La dynastie Liao (=Kitan) a régné sur l’actuelle Mongolie ainsi que sur une partie de la Russie orientale et du Nord de la Chine continentale entre 907 et 1125. L’or revêt dans la culture de cour des Liao une importance prépondérante. Dans les ateliers du royaume se côtoient tisserands kitan et chinois, qui pratiquent alors le tissage des brocards au fils dorés (de fines lamelles de peau dorées à la feuille), mais aussi les impressions à l’or. La tombe de Yelü Yuzhi, en Mongolie intérieure, recélait également des vêtements imprimés. Des motifs floraux sont imprimés sur gaze avec un adhésif aujourd’hui invisible et supposé très fin, sur lequel on a appliqué la feuille d’or.
La dynastie Jin (1115-1234) qui leur succède hérite de ce type de techniques. La tombe du prince de Qi, exhumée à Acheng au Heilongjiang contenait, parmi de nombreux textiles, une bordure en gaze rouge ornée de médaillons floraux peints à la poudre d’or.

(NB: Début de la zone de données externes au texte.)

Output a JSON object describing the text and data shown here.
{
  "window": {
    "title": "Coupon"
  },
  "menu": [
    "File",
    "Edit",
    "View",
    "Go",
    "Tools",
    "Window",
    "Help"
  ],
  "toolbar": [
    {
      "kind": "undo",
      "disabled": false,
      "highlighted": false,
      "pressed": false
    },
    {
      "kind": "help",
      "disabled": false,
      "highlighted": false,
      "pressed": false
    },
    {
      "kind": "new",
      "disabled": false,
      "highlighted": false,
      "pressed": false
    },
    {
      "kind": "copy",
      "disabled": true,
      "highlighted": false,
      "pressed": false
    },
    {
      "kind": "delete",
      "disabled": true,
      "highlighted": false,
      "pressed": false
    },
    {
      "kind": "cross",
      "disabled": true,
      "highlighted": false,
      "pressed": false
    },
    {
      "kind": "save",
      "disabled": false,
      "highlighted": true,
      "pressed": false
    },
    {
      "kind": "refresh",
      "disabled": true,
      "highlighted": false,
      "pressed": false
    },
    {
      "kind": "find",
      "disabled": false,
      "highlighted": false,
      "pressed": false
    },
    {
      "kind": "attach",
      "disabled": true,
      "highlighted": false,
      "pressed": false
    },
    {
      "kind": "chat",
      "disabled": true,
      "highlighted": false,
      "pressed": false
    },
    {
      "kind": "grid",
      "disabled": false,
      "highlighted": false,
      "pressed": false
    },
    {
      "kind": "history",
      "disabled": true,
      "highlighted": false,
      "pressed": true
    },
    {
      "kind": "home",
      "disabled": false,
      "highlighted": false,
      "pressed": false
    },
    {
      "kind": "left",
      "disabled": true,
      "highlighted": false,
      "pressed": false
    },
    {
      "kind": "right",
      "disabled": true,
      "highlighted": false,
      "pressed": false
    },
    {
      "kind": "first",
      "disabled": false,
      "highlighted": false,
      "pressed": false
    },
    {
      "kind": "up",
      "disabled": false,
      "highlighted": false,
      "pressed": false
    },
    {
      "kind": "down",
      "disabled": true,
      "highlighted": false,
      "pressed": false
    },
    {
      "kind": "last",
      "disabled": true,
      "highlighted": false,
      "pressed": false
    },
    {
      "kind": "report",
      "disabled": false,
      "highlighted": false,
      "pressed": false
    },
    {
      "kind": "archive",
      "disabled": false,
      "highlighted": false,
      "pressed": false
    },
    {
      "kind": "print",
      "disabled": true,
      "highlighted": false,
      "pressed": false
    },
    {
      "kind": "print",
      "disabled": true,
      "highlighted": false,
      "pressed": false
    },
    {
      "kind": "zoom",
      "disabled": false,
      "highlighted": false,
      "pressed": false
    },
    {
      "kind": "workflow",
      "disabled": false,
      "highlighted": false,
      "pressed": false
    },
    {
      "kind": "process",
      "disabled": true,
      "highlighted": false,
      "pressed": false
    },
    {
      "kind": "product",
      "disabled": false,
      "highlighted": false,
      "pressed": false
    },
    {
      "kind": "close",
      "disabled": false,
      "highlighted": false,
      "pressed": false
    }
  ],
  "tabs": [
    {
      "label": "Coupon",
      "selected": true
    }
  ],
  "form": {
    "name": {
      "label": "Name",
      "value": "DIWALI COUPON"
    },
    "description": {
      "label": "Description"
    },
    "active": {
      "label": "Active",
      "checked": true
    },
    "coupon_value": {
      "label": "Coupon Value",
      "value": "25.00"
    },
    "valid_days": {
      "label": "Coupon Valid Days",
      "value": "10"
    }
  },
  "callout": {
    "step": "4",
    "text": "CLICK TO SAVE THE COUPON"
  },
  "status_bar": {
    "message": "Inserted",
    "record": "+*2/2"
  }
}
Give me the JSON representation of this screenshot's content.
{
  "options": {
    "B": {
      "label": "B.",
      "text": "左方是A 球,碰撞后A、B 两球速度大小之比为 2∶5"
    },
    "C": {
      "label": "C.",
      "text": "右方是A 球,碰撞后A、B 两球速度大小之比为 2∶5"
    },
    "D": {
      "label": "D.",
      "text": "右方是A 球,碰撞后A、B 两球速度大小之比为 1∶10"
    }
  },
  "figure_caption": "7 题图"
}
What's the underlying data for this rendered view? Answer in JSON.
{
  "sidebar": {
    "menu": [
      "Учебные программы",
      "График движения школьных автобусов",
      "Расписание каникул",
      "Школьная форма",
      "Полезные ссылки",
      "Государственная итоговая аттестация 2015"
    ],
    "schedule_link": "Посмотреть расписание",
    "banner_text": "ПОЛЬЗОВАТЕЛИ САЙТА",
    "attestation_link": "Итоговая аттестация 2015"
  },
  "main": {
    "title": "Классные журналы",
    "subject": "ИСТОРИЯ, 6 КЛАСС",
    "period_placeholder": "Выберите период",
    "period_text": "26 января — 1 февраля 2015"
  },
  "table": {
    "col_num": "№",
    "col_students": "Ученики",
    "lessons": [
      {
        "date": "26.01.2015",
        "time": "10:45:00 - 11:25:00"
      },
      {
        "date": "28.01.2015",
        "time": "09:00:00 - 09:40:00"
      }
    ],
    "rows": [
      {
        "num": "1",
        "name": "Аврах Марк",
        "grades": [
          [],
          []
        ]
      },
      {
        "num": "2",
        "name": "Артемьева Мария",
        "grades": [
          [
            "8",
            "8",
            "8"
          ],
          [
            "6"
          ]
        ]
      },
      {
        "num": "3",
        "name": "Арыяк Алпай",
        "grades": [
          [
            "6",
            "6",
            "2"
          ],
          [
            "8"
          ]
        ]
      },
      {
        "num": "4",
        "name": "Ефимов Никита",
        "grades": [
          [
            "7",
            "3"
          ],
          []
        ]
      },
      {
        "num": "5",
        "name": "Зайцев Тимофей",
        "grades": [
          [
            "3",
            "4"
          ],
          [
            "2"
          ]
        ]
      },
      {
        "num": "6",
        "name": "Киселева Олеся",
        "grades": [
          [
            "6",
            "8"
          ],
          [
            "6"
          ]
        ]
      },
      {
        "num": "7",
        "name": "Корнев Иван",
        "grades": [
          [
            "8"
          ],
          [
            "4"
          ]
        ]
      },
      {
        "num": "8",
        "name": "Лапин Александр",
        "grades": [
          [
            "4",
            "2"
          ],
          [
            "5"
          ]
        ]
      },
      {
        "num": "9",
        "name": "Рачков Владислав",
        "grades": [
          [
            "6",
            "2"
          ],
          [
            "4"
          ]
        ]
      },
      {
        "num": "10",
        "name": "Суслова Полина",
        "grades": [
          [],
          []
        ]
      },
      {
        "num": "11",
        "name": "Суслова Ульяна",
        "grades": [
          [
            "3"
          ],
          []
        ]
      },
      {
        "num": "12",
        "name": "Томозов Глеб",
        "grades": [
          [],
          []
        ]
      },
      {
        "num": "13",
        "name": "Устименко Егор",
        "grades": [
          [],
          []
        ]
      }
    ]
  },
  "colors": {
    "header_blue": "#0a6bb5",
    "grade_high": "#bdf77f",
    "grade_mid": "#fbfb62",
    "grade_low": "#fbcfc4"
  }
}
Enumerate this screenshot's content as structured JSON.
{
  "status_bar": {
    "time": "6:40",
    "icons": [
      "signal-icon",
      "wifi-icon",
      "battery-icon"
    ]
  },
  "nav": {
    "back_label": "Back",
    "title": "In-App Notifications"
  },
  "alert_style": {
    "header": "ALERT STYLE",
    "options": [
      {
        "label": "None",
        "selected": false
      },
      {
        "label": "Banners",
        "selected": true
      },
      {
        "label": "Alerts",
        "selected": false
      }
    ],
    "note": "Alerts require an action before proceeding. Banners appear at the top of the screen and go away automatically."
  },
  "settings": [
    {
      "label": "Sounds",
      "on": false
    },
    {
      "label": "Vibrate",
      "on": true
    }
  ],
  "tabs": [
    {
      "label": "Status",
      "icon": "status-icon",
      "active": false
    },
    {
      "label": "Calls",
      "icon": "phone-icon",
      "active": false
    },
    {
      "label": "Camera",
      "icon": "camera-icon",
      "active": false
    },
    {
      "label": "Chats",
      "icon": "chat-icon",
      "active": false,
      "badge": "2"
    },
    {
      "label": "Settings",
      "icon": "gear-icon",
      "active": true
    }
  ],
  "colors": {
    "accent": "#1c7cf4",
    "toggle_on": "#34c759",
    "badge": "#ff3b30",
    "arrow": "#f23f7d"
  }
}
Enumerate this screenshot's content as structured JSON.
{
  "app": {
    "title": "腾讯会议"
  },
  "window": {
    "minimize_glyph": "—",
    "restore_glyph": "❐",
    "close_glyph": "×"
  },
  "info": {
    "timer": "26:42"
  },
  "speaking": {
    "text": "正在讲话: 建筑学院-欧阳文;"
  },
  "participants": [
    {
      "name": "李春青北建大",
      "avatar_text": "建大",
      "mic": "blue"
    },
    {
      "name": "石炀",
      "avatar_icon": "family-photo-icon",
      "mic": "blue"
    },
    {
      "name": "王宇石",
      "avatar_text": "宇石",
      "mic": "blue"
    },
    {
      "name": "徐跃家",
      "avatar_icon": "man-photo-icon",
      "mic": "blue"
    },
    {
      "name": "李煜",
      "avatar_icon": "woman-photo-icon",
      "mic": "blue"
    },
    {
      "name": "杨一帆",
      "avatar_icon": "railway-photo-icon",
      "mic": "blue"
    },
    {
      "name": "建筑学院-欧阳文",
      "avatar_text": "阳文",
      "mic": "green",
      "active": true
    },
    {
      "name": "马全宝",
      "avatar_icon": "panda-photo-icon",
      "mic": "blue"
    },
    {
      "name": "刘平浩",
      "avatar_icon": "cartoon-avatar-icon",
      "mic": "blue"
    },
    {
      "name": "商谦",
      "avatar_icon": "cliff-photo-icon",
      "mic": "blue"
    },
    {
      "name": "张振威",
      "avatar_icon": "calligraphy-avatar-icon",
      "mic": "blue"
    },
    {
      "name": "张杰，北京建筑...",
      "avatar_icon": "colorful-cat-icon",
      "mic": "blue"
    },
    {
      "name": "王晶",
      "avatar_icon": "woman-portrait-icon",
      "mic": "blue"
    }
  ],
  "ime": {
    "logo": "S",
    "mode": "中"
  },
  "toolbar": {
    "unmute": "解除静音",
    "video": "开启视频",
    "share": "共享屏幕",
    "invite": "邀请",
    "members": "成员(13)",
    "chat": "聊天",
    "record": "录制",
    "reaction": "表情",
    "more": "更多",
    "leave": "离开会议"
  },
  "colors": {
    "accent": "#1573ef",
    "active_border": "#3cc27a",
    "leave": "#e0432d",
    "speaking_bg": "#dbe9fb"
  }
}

On considère que c’est sous la dynastie des Song que les inkin ont connu un réel essor, sous l’acception qu’on leur donne généralement de tissus imprimés au pochoir. La dynastie des Song est divisée en deux grandes périodes, les Song du Nord (960-1127) et les Song du Sud (1127-1279), qui sont contemporains des Liao. De nombreux textiles imprimés de feuille d’or sur un adhésif posé au pochoir, ont été sortis de tombes datant des Song du Sud. En Chine, la technique est alors appelée shôkin. Voir aussi. La tombe de Huang Sheng, à Fuzhou dans le Fujian, contenait plusieurs exemples de vêtements dont les cols sont imprimés de bandeaux végétaux dorés. Selon la littérature, les couleurs des pièces conservées sont profondes, et l’impression de relief des motifs est importante.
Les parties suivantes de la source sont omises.